The good news in the cities and larger towns on the North Shore and Merrimack Valley that have public water supplies is that when you turn on the tap you can count on filtered, treated water pouring out.
Municipal water departments conduct regular tests and, in most cases, report the results to their customers to show how they have removed or treated potentially harmful bacteria and chemicals.
Today, the problem facing virtually every public water system is concern over so-called “forever chemicals” — compounds known as per- and polyfluroalkyl, commonly called PFAS. These chemicals have been used for years in everything from the non-stick coating on frying pans to carpet cleaners and firefighting foam.
As water testing has become more sophisticated and knowledge about potentially harmful chemicals in drinking water has grown, many communities in Massachusetts and New Hampshire are facing financial and scientific hurdles in the quest to keep protect consumers.
In Massachusetts, new rules went into effect late last year requiring drinking water suppliers to remove contamination from six PFAS from local water systems. The regulations require water departments to test for these chemicals that can accumulate in the human body and take decades to degrade. Studies have found potential links between PFAS and some types of cancer, high cholesterol and problems in pregnancies.
Almost a year ago, New Hampshire Gov. Chris Sununu signed into law tough drinking water standards relating to PFAS, limiting the permissible amounts on four PFAS chemicals to 12 and 15 parts per trillion – far lower than the 70 parts per trillion the federal EPA has advised for the chemicals.
When Sununu signed the bill into law he said, “We do have a PFAS problem in the state, and we’ve always said we don’t want a problem to become a crisis.”
After the new regulations were enacted last year in Massachusetts, public water sources that supply 10,000 people or more conducted tests, with about 20% of them reporting PFAS concentrations higher than the state allows. For now, none of those communities are in our region. But the persistence of these chemicals in the environment and the fact they never fully break down increases the challenge of keeping them out of public water wells and reservoirs.
Although both states now mandate testing for a handful of PFAS, scientists say there are more than 9,000 known PFAS chemicals. It’s important to note that the risks are not really clear about the dangers of long-term or highly concentrated exposures. But scientists and consumer advocates want to see tougher and more comprehensive state and federal regulations regulating PFAS.

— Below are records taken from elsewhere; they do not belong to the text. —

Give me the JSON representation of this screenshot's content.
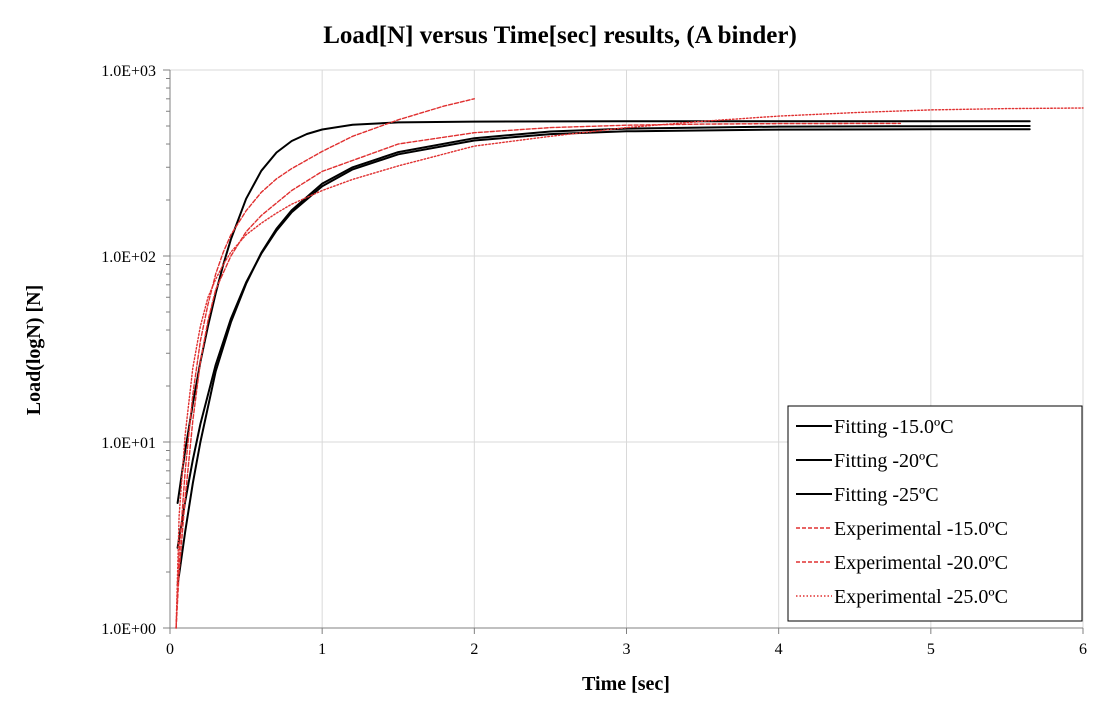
{
  "chart_data": {
    "type": "line",
    "title": "Load[N] versus Time[sec] results, (A binder)",
    "xlabel": "Time [sec]",
    "ylabel": "Load(logN) [N]",
    "xlim": [
      0,
      6
    ],
    "ylim": [
      1,
      1000
    ],
    "y_scale": "log",
    "x_ticks": [
      0,
      1,
      2,
      3,
      4,
      5,
      6
    ],
    "x_tick_labels": [
      "0",
      "1",
      "2",
      "3",
      "4",
      "5",
      "6"
    ],
    "y_ticks": [
      1,
      10,
      100,
      1000
    ],
    "y_tick_labels": [
      "1.0E+00",
      "1.0E+01",
      "1.0E+02",
      "1.0E+03"
    ],
    "grid": true,
    "legend_position": "bottom-right",
    "series": [
      {
        "name": "Fitting -15.0ºC",
        "color": "#000000",
        "style": "solid",
        "x": [
          0.05,
          0.1,
          0.15,
          0.2,
          0.25,
          0.3,
          0.35,
          0.4,
          0.5,
          0.6,
          0.7,
          0.8,
          0.9,
          1.0,
          1.2,
          1.5,
          2.0,
          3.0,
          4.0,
          5.0,
          5.65
        ],
        "y": [
          4.7,
          9,
          16,
          27,
          42,
          63,
          90,
          123,
          203,
          287,
          360,
          415,
          453,
          479,
          508,
          523,
          528,
          530,
          530,
          530,
          530
        ]
      },
      {
        "name": "Fitting -20ºC",
        "color": "#000000",
        "style": "solid",
        "x": [
          0.05,
          0.1,
          0.15,
          0.2,
          0.3,
          0.4,
          0.5,
          0.6,
          0.7,
          0.8,
          1.0,
          1.2,
          1.5,
          2.0,
          2.5,
          3.0,
          4.0,
          5.0,
          5.65
        ],
        "y": [
          1.7,
          3.3,
          6,
          10,
          24,
          44,
          71,
          104,
          140,
          176,
          245,
          300,
          362,
          430,
          467,
          484,
          496,
          499,
          500
        ]
      },
      {
        "name": "Fitting -25ºC",
        "color": "#000000",
        "style": "solid",
        "x": [
          0.05,
          0.1,
          0.15,
          0.2,
          0.3,
          0.4,
          0.5,
          0.6,
          0.7,
          0.8,
          1.0,
          1.2,
          1.5,
          2.0,
          2.5,
          3.0,
          4.0,
          5.0,
          5.65
        ],
        "y": [
          2.7,
          4.8,
          8,
          12.5,
          26,
          46,
          72,
          103,
          137,
          172,
          237,
          292,
          352,
          418,
          452,
          468,
          478,
          480,
          480
        ]
      },
      {
        "name": "Experimental -15.0ºC",
        "color": "#e03030",
        "style": "dashed",
        "x": [
          0.04,
          0.06,
          0.1,
          0.15,
          0.2,
          0.25,
          0.3,
          0.35,
          0.4,
          0.5,
          0.6,
          0.7,
          0.8,
          1.0,
          1.2,
          1.5,
          1.8,
          2.0
        ],
        "y": [
          1.0,
          2.5,
          7,
          18,
          35,
          55,
          80,
          105,
          130,
          175,
          220,
          260,
          295,
          365,
          440,
          540,
          640,
          700
        ]
      },
      {
        "name": "Experimental -20.0ºC",
        "color": "#e03030",
        "style": "dashed",
        "x": [
          0.04,
          0.06,
          0.1,
          0.15,
          0.2,
          0.25,
          0.3,
          0.4,
          0.5,
          0.6,
          0.8,
          1.0,
          1.5,
          2.0,
          2.5,
          3.0,
          3.5,
          4.0,
          4.8
        ],
        "y": [
          1.0,
          2.0,
          5,
          13,
          27,
          45,
          66,
          100,
          135,
          165,
          225,
          285,
          400,
          460,
          490,
          505,
          512,
          515,
          516
        ]
      },
      {
        "name": "Experimental -25.0ºC",
        "color": "#e03030",
        "style": "dotted",
        "x": [
          0.04,
          0.06,
          0.1,
          0.15,
          0.2,
          0.25,
          0.3,
          0.35,
          0.4,
          0.5,
          0.6,
          0.7,
          0.8,
          1.0,
          1.2,
          1.5,
          2.0,
          2.5,
          3.0,
          3.5,
          4.0,
          4.5,
          5.0,
          5.5,
          6.0
        ],
        "y": [
          1.0,
          4,
          11,
          25,
          42,
          60,
          75,
          90,
          105,
          130,
          150,
          170,
          190,
          225,
          258,
          305,
          390,
          440,
          490,
          530,
          565,
          590,
          610,
          620,
          625
        ]
      }
    ]
  }
}
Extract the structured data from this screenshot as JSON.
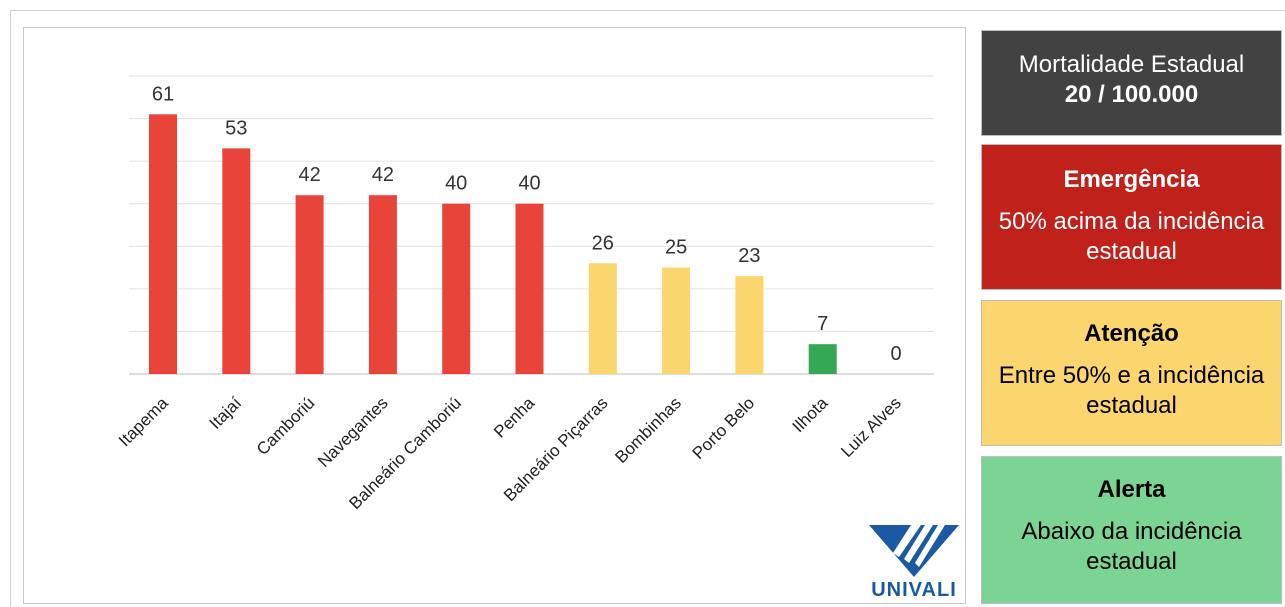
{
  "chart_data": {
    "type": "bar",
    "categories": [
      "Itapema",
      "Itajaí",
      "Camboriú",
      "Navegantes",
      "Balneário Camboriú",
      "Penha",
      "Balneário Piçarras",
      "Bombinhas",
      "Porto Belo",
      "Ilhota",
      "Luiz Alves"
    ],
    "values": [
      61,
      53,
      42,
      42,
      40,
      40,
      26,
      25,
      23,
      7,
      0
    ],
    "bar_colors": [
      "#e8443a",
      "#e8443a",
      "#e8443a",
      "#e8443a",
      "#e8443a",
      "#e8443a",
      "#fbd66f",
      "#fbd66f",
      "#fbd66f",
      "#34a853",
      "#34a853"
    ],
    "ylim": [
      0,
      70
    ],
    "grid": true,
    "title": "",
    "xlabel": "",
    "ylabel": ""
  },
  "logo": {
    "text": "UNIVALI"
  },
  "legend": {
    "state": {
      "line1": "Mortalidade Estadual",
      "line2": "20 / 100.000",
      "color": "#424242"
    },
    "emergency": {
      "title": "Emergência",
      "desc": "50% acima da incidência estadual",
      "color": "#c0211a"
    },
    "attention": {
      "title": "Atenção",
      "desc": "Entre 50% e a incidência estadual",
      "color": "#fbd66f"
    },
    "alert": {
      "title": "Alerta",
      "desc": "Abaixo da incidência estadual",
      "color": "#7cd494"
    }
  }
}
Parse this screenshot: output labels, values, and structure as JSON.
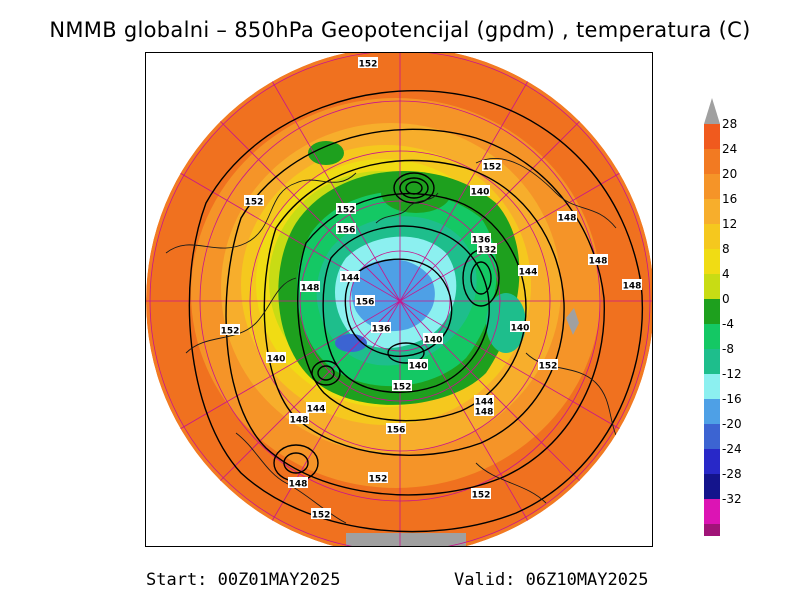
{
  "title": "NMMB globalni – 850hPa Geopotencijal (gpdm) , temperatura (C)",
  "footer": {
    "start": "Start: 00Z01MAY2025",
    "valid": "Valid: 06Z10MAY2025"
  },
  "colorbar": {
    "labels": [
      "28",
      "24",
      "20",
      "16",
      "12",
      "8",
      "4",
      "0",
      "-4",
      "-8",
      "-12",
      "-16",
      "-20",
      "-24",
      "-28",
      "-32"
    ],
    "colors": [
      "#f05a1e",
      "#f27a22",
      "#f59428",
      "#f7ae2c",
      "#f5c81e",
      "#f0dc14",
      "#c8dc14",
      "#1ea01e",
      "#14c864",
      "#1ebe8c",
      "#8cf0f0",
      "#4ea0e6",
      "#3c64d2",
      "#2828c8",
      "#14148c",
      "#dc14b4",
      "#a01478"
    ],
    "top_cap_color": "#a0a0a0",
    "bottom_cap_color": "#8c1464"
  },
  "height_labels": [
    {
      "text": "152"
    },
    {
      "text": "152"
    },
    {
      "text": "152"
    },
    {
      "text": "140"
    },
    {
      "text": "152"
    },
    {
      "text": "156"
    },
    {
      "text": "148"
    },
    {
      "text": "136"
    },
    {
      "text": "132"
    },
    {
      "text": "148"
    },
    {
      "text": "144"
    },
    {
      "text": "148"
    },
    {
      "text": "144"
    },
    {
      "text": "148"
    },
    {
      "text": "156"
    },
    {
      "text": "152"
    },
    {
      "text": "136"
    },
    {
      "text": "140"
    },
    {
      "text": "140"
    },
    {
      "text": "140"
    },
    {
      "text": "140"
    },
    {
      "text": "152"
    },
    {
      "text": "152"
    },
    {
      "text": "144"
    },
    {
      "text": "148"
    },
    {
      "text": "148"
    },
    {
      "text": "156"
    },
    {
      "text": "144"
    },
    {
      "text": "148"
    },
    {
      "text": "152"
    },
    {
      "text": "152"
    },
    {
      "text": "152"
    }
  ]
}
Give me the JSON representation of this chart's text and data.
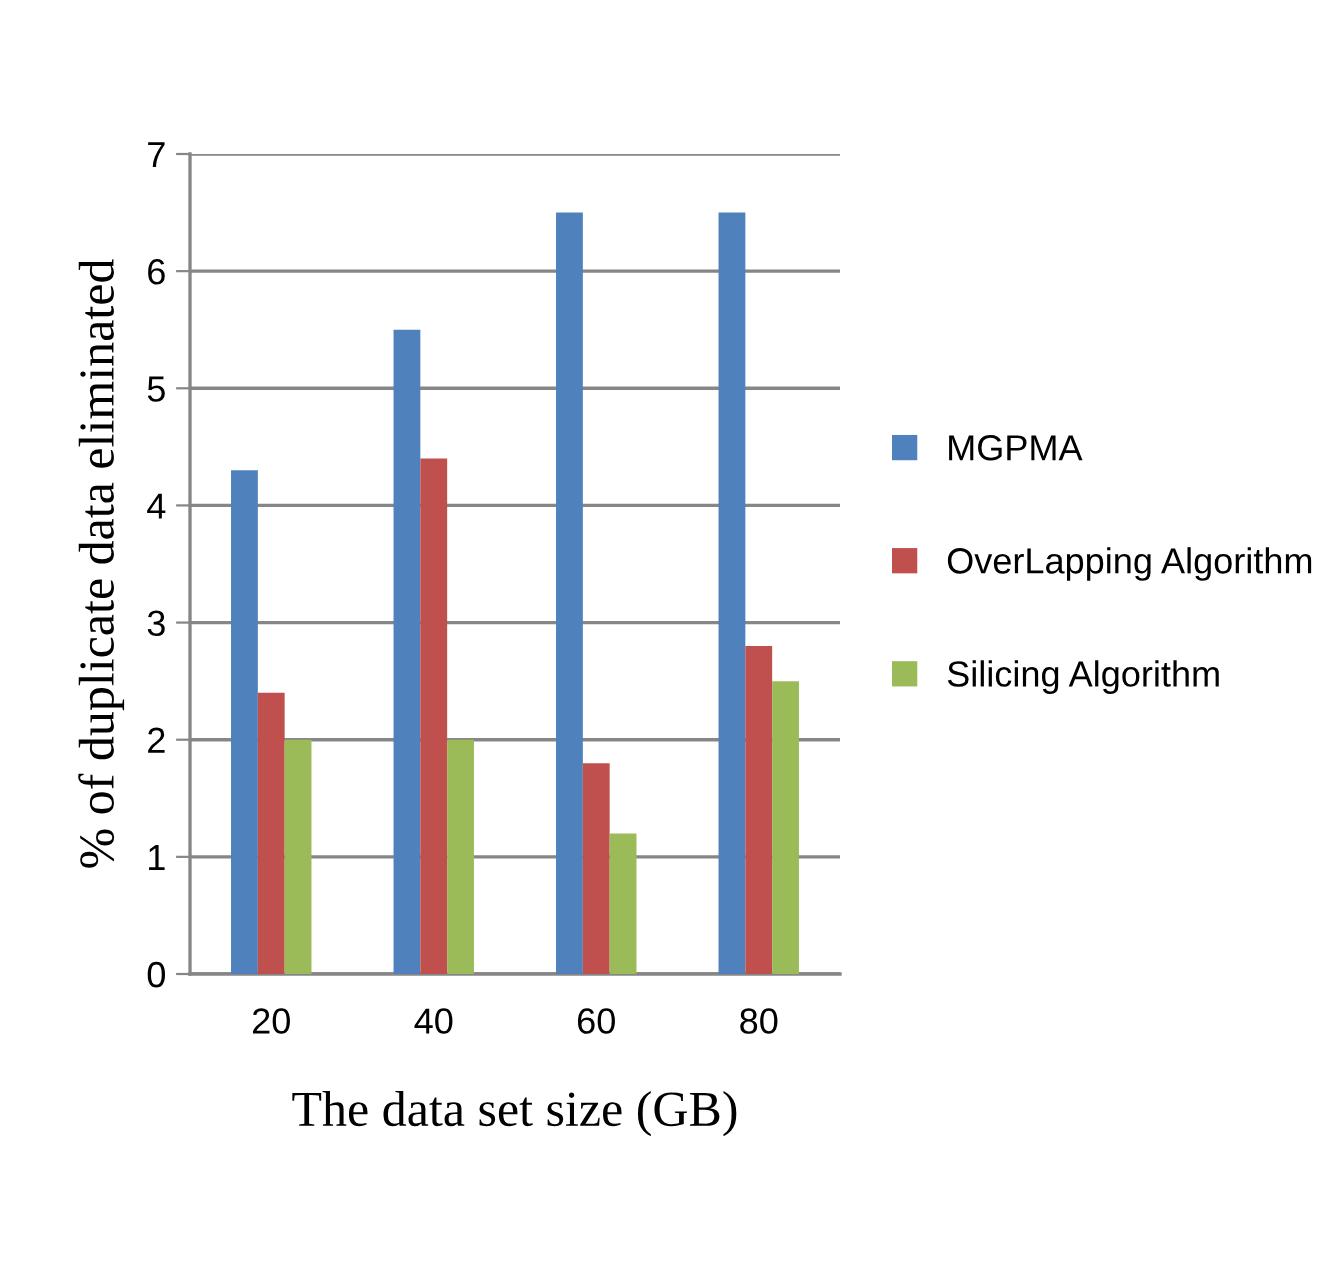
{
  "chart_data": {
    "type": "bar",
    "xlabel": "The data set size (GB)",
    "ylabel": "% of duplicate data eliminated",
    "categories": [
      "20",
      "40",
      "60",
      "80"
    ],
    "series": [
      {
        "name": "MGPMA",
        "color": "#4f81bd",
        "values": [
          4.3,
          5.5,
          6.5,
          6.5
        ]
      },
      {
        "name": "OverLapping Algorithm",
        "color": "#c0504d",
        "values": [
          2.4,
          4.4,
          1.8,
          2.8
        ]
      },
      {
        "name": "Silicing Algorithm",
        "color": "#9bbb59",
        "values": [
          2.0,
          2.0,
          1.2,
          2.5
        ]
      }
    ],
    "ylim": [
      0,
      7
    ],
    "yticks": [
      0,
      1,
      2,
      3,
      4,
      5,
      6,
      7
    ],
    "grid": "y",
    "legend": "right"
  }
}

With these chemicals numbering in the thousands, it might be hard for an individual to know what they can do.
A first step would be to learn about the source of your local water, how often it’s tested and what’s in it.
The cities and towns in our region that have public water systems publish detailed reports on the public works or water department pages of their municipal websites. Some, like Newburyport, send the annual report out with the water bill. In those reports you can learn how often the water is tested, what bacteria, chemicals and metals are found in local drinking water and how the local results rate against state and federal guidelines. You also can learn how your water department treats the water to reduce the levels of potentially hazardous chemicals or bacteria.
By becoming an informed consumer, residents are better equipped to understand how their municipal water departments deal with the risk of PFAS and whether they are keeping up with the latest science and regulations. When the time comes that state and federal regulations toughen the limits on PFAS — or expand the list of PFAS for which water must be tested — it will be the informed consumers who can make sure their local water departments are following those regulations and keeping their customers safe.